Using The Cloud And Radiative Transfer Model Of Convective Precipitation Cloud Microphysical And Microwave Radiation Characteristics

In this thesis a three-dimensional cloud model-microwave radiation transfer model combination is used to study the relations among the precipitation, other microphysical characteristics of a convective cloud system and the upwelling radiance at pertinent microwave frequencies. The results of the model are preliminarily compared with TRMM products.The cloud model gives a complete structure of the partical microphysics of a convective cloud system over Chinese Mainland. A comparison between microphysical characteristics derived from 3-D cloud model and the results from TRMM TMI and PR products show that the selected cloud model gives a relatively realistic hydrometeor profiles. The hydrometeor information from the cloud model is then used as input into a 3-D microwave radiation transfer model that calculates the upwelling radiance received by the rediometer aboard the satellite.
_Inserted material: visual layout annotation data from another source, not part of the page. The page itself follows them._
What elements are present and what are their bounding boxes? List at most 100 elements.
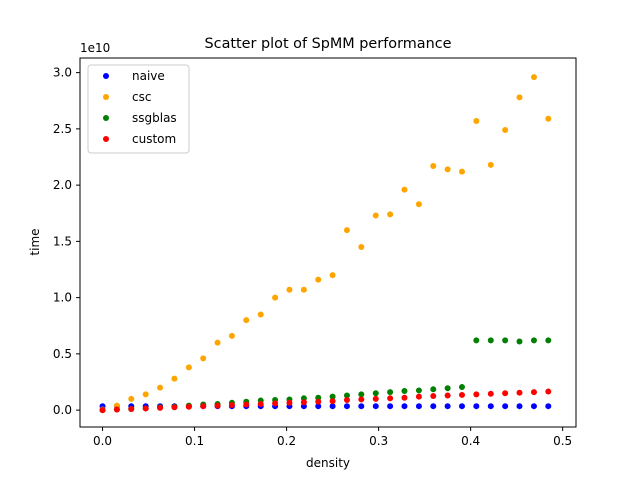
x-axis-label: density [306, 456, 350, 470]
point-csc-23 [430, 163, 437, 169]
point-custom-30 [530, 389, 537, 396]
point-naive-30 [530, 403, 537, 410]
point-naive-23 [430, 403, 437, 410]
point-csc-4 [157, 384, 164, 391]
point-ssgblas-28 [502, 337, 509, 344]
point-naive-17 [343, 403, 350, 410]
point-csc-27 [487, 161, 494, 168]
point-csc-6 [185, 364, 192, 371]
point-ssgblas-27 [487, 337, 494, 344]
chart-title: Scatter plot of SpMM performance [205, 36, 452, 52]
point-csc-10 [243, 317, 250, 324]
point-csc-14 [300, 286, 307, 293]
point-custom-10 [243, 401, 250, 408]
axes-frame [79, 57, 577, 428]
point-csc-3 [142, 391, 149, 398]
point-custom-14 [300, 399, 307, 406]
point-ssgblas-17 [343, 392, 350, 399]
point-naive-22 [415, 403, 422, 410]
point-custom-7 [200, 403, 207, 410]
point-ssgblas-19 [372, 390, 379, 397]
point-custom-3 [142, 405, 149, 412]
legend-label-naive: naive [132, 69, 165, 83]
y-tick-label: 0.5 [53, 347, 72, 361]
point-ssgblas-24 [444, 385, 451, 392]
point-csc-9 [228, 332, 235, 339]
point-naive-20 [387, 403, 394, 410]
point-naive-18 [358, 403, 365, 410]
point-csc-16 [329, 272, 336, 279]
point-naive-15 [315, 403, 322, 410]
point-csc-8 [214, 339, 221, 346]
point-naive-31 [545, 403, 552, 410]
point-custom-23 [430, 393, 437, 400]
point-ssgblas-25 [458, 384, 465, 391]
point-custom-24 [444, 392, 451, 399]
y-tick-label: 2.5 [53, 122, 72, 136]
point-ssgblas-18 [358, 391, 365, 398]
point-csc-11 [257, 311, 264, 318]
x-axis-ticks: 0.0 0.1 0.2 0.3 0.4 0.5 [93, 427, 572, 448]
point-custom-28 [502, 390, 509, 397]
legend-marker-ssgblas [103, 115, 109, 121]
legend-marker-naive [103, 73, 109, 79]
legend-marker-csc [103, 94, 109, 100]
point-csc-21 [401, 186, 408, 193]
point-ssgblas-26 [473, 337, 480, 344]
y-tick-label: 2.0 [53, 178, 72, 192]
point-custom-0 [99, 407, 106, 414]
point-csc-7 [200, 355, 207, 362]
point-custom-26 [473, 391, 480, 398]
point-custom-15 [315, 398, 322, 405]
point-custom-8 [214, 402, 221, 409]
point-custom-12 [272, 400, 279, 407]
y-tick-label: 0.0 [53, 403, 72, 417]
point-ssgblas-31 [545, 337, 552, 344]
point-ssgblas-22 [415, 387, 422, 394]
x-tick-label: 0.5 [553, 434, 572, 448]
point-csc-22 [415, 201, 422, 208]
point-csc-24 [444, 166, 451, 173]
point-naive-26 [473, 403, 480, 410]
point-csc-31 [545, 115, 552, 122]
point-csc-12 [272, 294, 279, 301]
legend-label-csc: csc [132, 90, 151, 104]
point-custom-13 [286, 399, 293, 406]
point-custom-25 [458, 391, 465, 398]
y-axis-label: time [28, 228, 42, 255]
point-custom-11 [257, 400, 264, 407]
point-custom-6 [185, 403, 192, 410]
point-naive-16 [329, 403, 336, 410]
legend-box [87, 64, 190, 154]
point-naive-27 [487, 403, 494, 410]
point-ssgblas-23 [430, 386, 437, 393]
point-csc-15 [315, 276, 322, 283]
y-tick-label: 3.0 [53, 66, 72, 80]
plot-area: 0.0 0.1 0.2 0.3 0.4 0.5 0.0 0.5 1.0 1.5 2.0 2.5 3.0 [53, 57, 577, 448]
point-naive-28 [502, 403, 509, 410]
point-ssgblas-30 [530, 337, 537, 344]
point-custom-22 [415, 393, 422, 400]
point-csc-25 [458, 168, 465, 175]
legend-label-custom: custom [132, 132, 176, 146]
point-naive-25 [458, 403, 465, 410]
point-naive-24 [444, 403, 451, 410]
x-tick-label: 0.0 [93, 434, 112, 448]
y-tick-label: 1.5 [53, 234, 72, 248]
point-csc-20 [387, 211, 394, 218]
x-tick-label: 0.4 [461, 434, 480, 448]
point-csc-13 [286, 286, 293, 293]
point-custom-27 [487, 390, 494, 397]
data-points [99, 74, 552, 414]
x-tick-label: 0.2 [277, 434, 296, 448]
point-custom-9 [228, 402, 235, 409]
x-tick-label: 0.1 [185, 434, 204, 448]
legend-label-ssgblas: ssgblas [132, 111, 177, 125]
y-offset-label: 1e10 [80, 41, 110, 55]
point-csc-29 [516, 94, 523, 101]
point-custom-20 [387, 395, 394, 402]
point-csc-30 [530, 74, 537, 81]
point-csc-5 [171, 375, 178, 382]
point-custom-19 [372, 395, 379, 402]
point-custom-4 [157, 404, 164, 411]
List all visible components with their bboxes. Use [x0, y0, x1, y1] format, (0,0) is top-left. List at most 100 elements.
The resulting brightness temperature (Tb), hydrometeor structure, and surface rainfall rate relations show that the ice hydrometeor, espatially the ice at the top of the precipitating cloud, decreases the brightness temperature significantly at 85. 5GHz by scattering radiance. The brightness temperature is highly related to the density of ice hydrometeor. Since the convective cloud system is tilted, and the viewing angle is oblique, the area displacement between ice hydrometeor and the surface rainfall rate makes the relation between Tb and surface rainfall rate is relatively small.